Brands want YOU, to learn about cocktail making

Consumer reviews of restaurants online isn't all that new. You've got your local version of Citysearch, Yelp or even discussion boards like Chowhound. You might go to New York Magazine's site to look up a restaurant then skim through readers' ratings and evaluations of the place. Bars are no exception.

Zagat's went one-step further in the consumer-rated world by teaming up with Diageo to present a its semi-standalone drinks and nightlife site called idrinkwell. The ratings site covers restaurants as well so that food establishments with a bar program can have their drinks, service and pricing rated next to other bars and cocktail lounges in their area.

Another point of interest is the Drinkwell Academy tied to idrinkwell. It's an accreditation program that teaches several categories such as mixology, white spirits, brown spirits, menus and service. You have to be accredited before being featured on Drinkwell. Being on a whole learning about cocktails kick, I've been poking around on the the learning modules (full disclosure: I got a login thing because I'm press). The whole thing is online and lessons come with tests with randomized questions (so no cheating). The video lessons on the site features well-known names and faces such as Dale DeGroff, Steve Olson and Dave Wondrich. Sound familiar? Yep, these are some of the guys that brought you Beverage Alcohol Resource.

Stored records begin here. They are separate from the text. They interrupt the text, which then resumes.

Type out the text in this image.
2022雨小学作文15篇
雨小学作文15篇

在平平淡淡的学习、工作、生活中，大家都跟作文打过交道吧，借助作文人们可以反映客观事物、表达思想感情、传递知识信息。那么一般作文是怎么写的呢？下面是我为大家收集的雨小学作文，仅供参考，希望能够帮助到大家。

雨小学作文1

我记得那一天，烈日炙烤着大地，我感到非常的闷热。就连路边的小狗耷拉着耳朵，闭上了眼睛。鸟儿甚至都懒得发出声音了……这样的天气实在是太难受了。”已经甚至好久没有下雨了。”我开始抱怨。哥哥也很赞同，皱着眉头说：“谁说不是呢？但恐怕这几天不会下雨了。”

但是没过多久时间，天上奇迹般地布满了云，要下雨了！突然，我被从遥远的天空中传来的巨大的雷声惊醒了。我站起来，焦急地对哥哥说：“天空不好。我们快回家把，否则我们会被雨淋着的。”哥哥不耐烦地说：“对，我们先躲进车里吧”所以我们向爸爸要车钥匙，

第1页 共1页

Jumping off of that note, brands seem to be wanting to get in on the education action since Pernod Ricard has their BarSmarts program as well, also involving partners from BAR.

You have to admit that it's a pretty smart thing for brands to do because yea, you're providing training, but marketing-wise it familiarizes bartenders with your products. On the same token, for bartenders and the beverage market in general, educational opportunities coming out nowadays with a nod to mixology. You could argue whether its marketing fueling the demand or demand fueling the marketing many times over, but in the end we're talking about customers' increased expectations as more people are becoming familiar with the idea of an almost culinary-style for creating mixed drinks. They might not be cocktail nerds who decide to run out and buy a copy of Wondrich's Imbibe! or make their own bitters at home, but at the least people are hearing about cocktail lounges, visiting them and trying out new things.